4) Finally, let’s write a test class:
import java.util.HashMap; import java.util.List; import java.util.Map; import java.util.ArrayList; import junit.framework.TestCase; import org.hibernate.EntityMode; import org.hibernate.Session; import org.hibernate.SessionFactory; import org.hibernate.Transaction; import org.hibernate.cfg.Configuration; import org.hibernate.tutorial.domain.User; public class HibernateTest extends TestCase{ private Session session = null; protected void setUp() throws Exception { Configuration cfg = new Configuration().configure(); SessionFactory sessionFactory = cfg.buildSessionFactory(); session = sessionFactory.openSession(); } public void testInsert(){ Transaction tran = null; try{ tran = session.beginTransaction(); User user = new User(); user.setName("shun"); List list = new ArrayList(); list.add("[email protected]"); list.add("[email protected]"); user.setEmails(list); session.save(user); tran.commit(); } catch (Exception ex) { ex.printStackTrace(); if (tran != null){ tran.rollback(); } } protected void tearDown() throws Exception { session.close(); } } There may be a problem here. When we only save one email, it will have an exception. The email field in the database is empty. When we have two codes like the above code, there will be no problem. The result in the database is as shown in the figure:
And when we save only one, the exception is as follows:
java.lang.ClassCastException: java.util.ArrayList cannot be cast to java.lang.String
It occurs in the equals method of EmailList, String str1 = (String)xList.get(i); In this code, after checking, it becomes a List of List when inserting data and passing it to EmailList's nullSafeSet method, that is,
Value:[[[email protected], [email protected]]]] This form will cause problems when comparing. It always has only one value, but it is different when comparing.
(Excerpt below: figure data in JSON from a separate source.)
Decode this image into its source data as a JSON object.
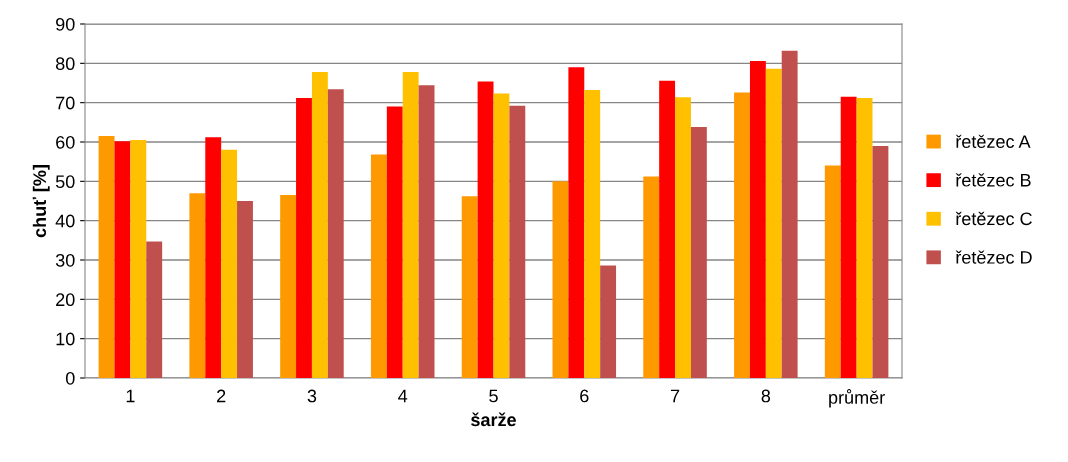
{
  "chart_data": {
    "type": "bar",
    "xlabel": "šarže",
    "ylabel": "chuť [%]",
    "categories": [
      "1",
      "2",
      "3",
      "4",
      "5",
      "6",
      "7",
      "8",
      "průměr"
    ],
    "series": [
      {
        "name": "řetězec A",
        "color": "#ff9900",
        "values": [
          61.5,
          47,
          46.5,
          56.8,
          46.2,
          50,
          51.2,
          72.6,
          54
        ]
      },
      {
        "name": "řetězec B",
        "color": "#ff0000",
        "values": [
          60.2,
          61.2,
          71.2,
          69,
          75.4,
          79,
          75.6,
          80.6,
          71.5
        ]
      },
      {
        "name": "řetězec C",
        "color": "#ffc000",
        "values": [
          60.5,
          58,
          77.8,
          77.8,
          72.3,
          73.2,
          71.4,
          78.6,
          71.2
        ]
      },
      {
        "name": "řetězec D",
        "color": "#c0504d",
        "values": [
          34.7,
          45,
          73.4,
          74.4,
          69.2,
          28.6,
          63.8,
          83.2,
          59
        ]
      }
    ],
    "ylim": [
      0,
      90
    ],
    "yticks": [
      0,
      10,
      20,
      30,
      40,
      50,
      60,
      70,
      80,
      90
    ],
    "grid": "y",
    "legend": "right"
  }
}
if(xList.size() != yList.size()) return false;
So there will be problems when casting.
After inspection, the equals method:
X:[[[email protected], [email protected]]]Y:[[email protected], [email protected]]
This result is very strange. The Internet did not talk about why this situation occurred. Let me propose it here: the hibernate version I use is Hibernate 3.3.2.GA. I don’t know if it’s a version issue or another issue, let’s study it tomorrow. If anyone knows why, I hope I will tell me.